Recommended reading for leaders

 

By Orlando Martins, CEO and Founder.

In my line of work reading, researching, analysing and adding context before drawing conclusions is a key part of the job. There is one part of the job however that I am starting to lose patience for and that is the digesting of pseudo-academic papers that go on for far too long (in one case 47 pages too long).

It isn’t that I won’t do it, it is simply that for me to bother to read past the initial executive summary, I have to be really engaged in the subject and feel optimistic that there is a chance of me learning something meaningful. It is for this reason that I still read books. I know many think it is a thing of the past but there is a joy in turning pages, underlining, annotating for later and allowing my brain the space to absorb the message or some entertaining thought.

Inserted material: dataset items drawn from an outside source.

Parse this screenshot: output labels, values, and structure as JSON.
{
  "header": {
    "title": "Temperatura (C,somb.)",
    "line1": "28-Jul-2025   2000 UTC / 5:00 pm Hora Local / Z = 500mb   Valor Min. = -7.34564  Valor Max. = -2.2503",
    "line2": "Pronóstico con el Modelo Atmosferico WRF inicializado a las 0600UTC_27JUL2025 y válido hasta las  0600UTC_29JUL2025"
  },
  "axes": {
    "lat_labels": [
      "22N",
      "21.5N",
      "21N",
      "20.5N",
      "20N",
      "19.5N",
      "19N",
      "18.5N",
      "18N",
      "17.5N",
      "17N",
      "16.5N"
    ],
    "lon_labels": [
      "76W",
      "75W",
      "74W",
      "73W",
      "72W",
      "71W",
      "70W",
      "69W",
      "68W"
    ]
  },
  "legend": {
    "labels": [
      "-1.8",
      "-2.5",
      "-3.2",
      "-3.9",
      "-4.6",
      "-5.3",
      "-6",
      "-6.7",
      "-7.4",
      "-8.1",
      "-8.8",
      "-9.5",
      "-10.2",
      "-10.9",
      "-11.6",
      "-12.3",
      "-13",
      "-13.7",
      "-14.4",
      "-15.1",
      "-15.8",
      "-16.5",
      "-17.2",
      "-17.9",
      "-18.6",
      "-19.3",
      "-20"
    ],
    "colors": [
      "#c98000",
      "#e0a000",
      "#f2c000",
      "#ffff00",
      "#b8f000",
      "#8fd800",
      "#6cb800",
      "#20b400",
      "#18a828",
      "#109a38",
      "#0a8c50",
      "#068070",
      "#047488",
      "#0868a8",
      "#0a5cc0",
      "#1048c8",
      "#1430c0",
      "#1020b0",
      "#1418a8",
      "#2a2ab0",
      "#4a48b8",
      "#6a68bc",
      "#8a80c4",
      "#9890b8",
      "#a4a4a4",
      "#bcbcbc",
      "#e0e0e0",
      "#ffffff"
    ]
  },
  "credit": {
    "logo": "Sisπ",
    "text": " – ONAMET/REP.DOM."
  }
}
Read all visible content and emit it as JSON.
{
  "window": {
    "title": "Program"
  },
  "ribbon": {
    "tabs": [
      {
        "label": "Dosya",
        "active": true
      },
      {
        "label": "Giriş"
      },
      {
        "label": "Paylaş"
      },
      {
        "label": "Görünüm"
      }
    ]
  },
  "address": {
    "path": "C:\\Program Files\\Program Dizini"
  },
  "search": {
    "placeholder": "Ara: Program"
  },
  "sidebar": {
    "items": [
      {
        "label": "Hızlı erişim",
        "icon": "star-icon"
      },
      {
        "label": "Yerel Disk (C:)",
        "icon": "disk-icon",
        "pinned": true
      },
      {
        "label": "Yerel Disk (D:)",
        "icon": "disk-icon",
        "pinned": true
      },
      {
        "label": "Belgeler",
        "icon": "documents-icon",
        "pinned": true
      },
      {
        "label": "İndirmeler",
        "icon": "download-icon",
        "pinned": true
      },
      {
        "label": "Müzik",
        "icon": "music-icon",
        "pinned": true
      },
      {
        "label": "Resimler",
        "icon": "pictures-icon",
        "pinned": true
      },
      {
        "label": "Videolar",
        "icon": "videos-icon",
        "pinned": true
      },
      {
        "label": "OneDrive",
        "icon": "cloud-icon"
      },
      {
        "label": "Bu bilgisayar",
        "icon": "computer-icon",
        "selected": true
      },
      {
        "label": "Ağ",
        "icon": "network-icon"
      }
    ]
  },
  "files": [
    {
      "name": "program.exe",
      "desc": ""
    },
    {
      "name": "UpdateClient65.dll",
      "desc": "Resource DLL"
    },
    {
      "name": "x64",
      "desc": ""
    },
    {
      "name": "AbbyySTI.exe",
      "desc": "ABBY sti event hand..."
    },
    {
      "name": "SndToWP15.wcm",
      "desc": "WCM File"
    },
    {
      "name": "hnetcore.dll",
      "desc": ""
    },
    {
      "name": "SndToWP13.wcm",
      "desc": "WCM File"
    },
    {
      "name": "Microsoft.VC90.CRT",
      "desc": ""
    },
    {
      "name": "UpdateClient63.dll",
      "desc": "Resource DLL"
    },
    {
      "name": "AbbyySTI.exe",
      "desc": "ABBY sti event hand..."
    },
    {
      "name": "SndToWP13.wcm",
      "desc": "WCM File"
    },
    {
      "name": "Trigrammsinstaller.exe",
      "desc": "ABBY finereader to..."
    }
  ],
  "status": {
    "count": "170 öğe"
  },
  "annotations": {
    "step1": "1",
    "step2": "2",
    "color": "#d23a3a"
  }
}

This is a rolling blog which the team and I will continue to grow and include more excellent reads. Please feel free to email me directly at [email protected] with suggestions.

Non-Fiction

Biographical 

Genghis Khan: life, death and resurrection – John Man 
Genghis Khan – creator of the greatest empire the world has ever seen – is one of history’s immortals. John Man’s towering achievement in this book, enriched by his experiences in China and Mongolia today, is to bring this little-known story vividly and viscerally to life.

Duveen: The Story of the Most Spectacular Art Dealer of All Time – SN Behrman
A startling number of masterpieces now in American museums are there because of the shrewdness of one man, Joseph Duveen, art dealer to John D. Rockefeller, Andrew Mellon, Henry Clay Frick, and William Randolph Hearst. In a series of articles originally published in The New Yorker, playwright S.N. Behrman evokes the larger-than-life Duveen and reveals the wheeling and dealing, subterfuge, and spirited drama behind the sale of nearly — but not quite —priceless Rembrandts, Vermeers, Turners, and Bellinis.

Culture

Behind the Beautiful Forevers: Life, Death and Hope in a Mumbai Slum – Katherine Boo
Katherine Boo spent three years with the residents of Annawadi, a slum near Mumbai airport, documenting the dreams, disappointments and inspired improvisations of the families who call it home.

Psychology

Strangers Drowning: Voyages to the Brink of Moral Extremity – Larissa MacFarquhar
What does it mean to devote yourself wholly to helping others? In Strangers Drowning, Larissa MacFarquhar seeks out people living lives of extreme ethical commitment, and tells their intimate stories: their stubborn integrity and their compromises; their bravery and their recklessness; their wrenching dilemmas.

Mindset – Carol Dweck
Dweck explains why it’s not just our abilities and talent that bring us success-but whether we approach them with a fixed or growth mindset. She makes clear why praising intelligence and ability doesn’t foster self-esteem and lead to accomplishment, but may actually jeopardize success.

Fiction

West – Carys Davies
When Cy Bellman, American settler and widowed father of Bess, reads in the newspaper that huge ancient bones have been discovered in a Kentucky swamp, he leaves his small Pennsylvania farm and young daughter to find out if the rumours are true: that the giant monsters are still alive, and roam the uncharted wilderness beyond the Mississippi River.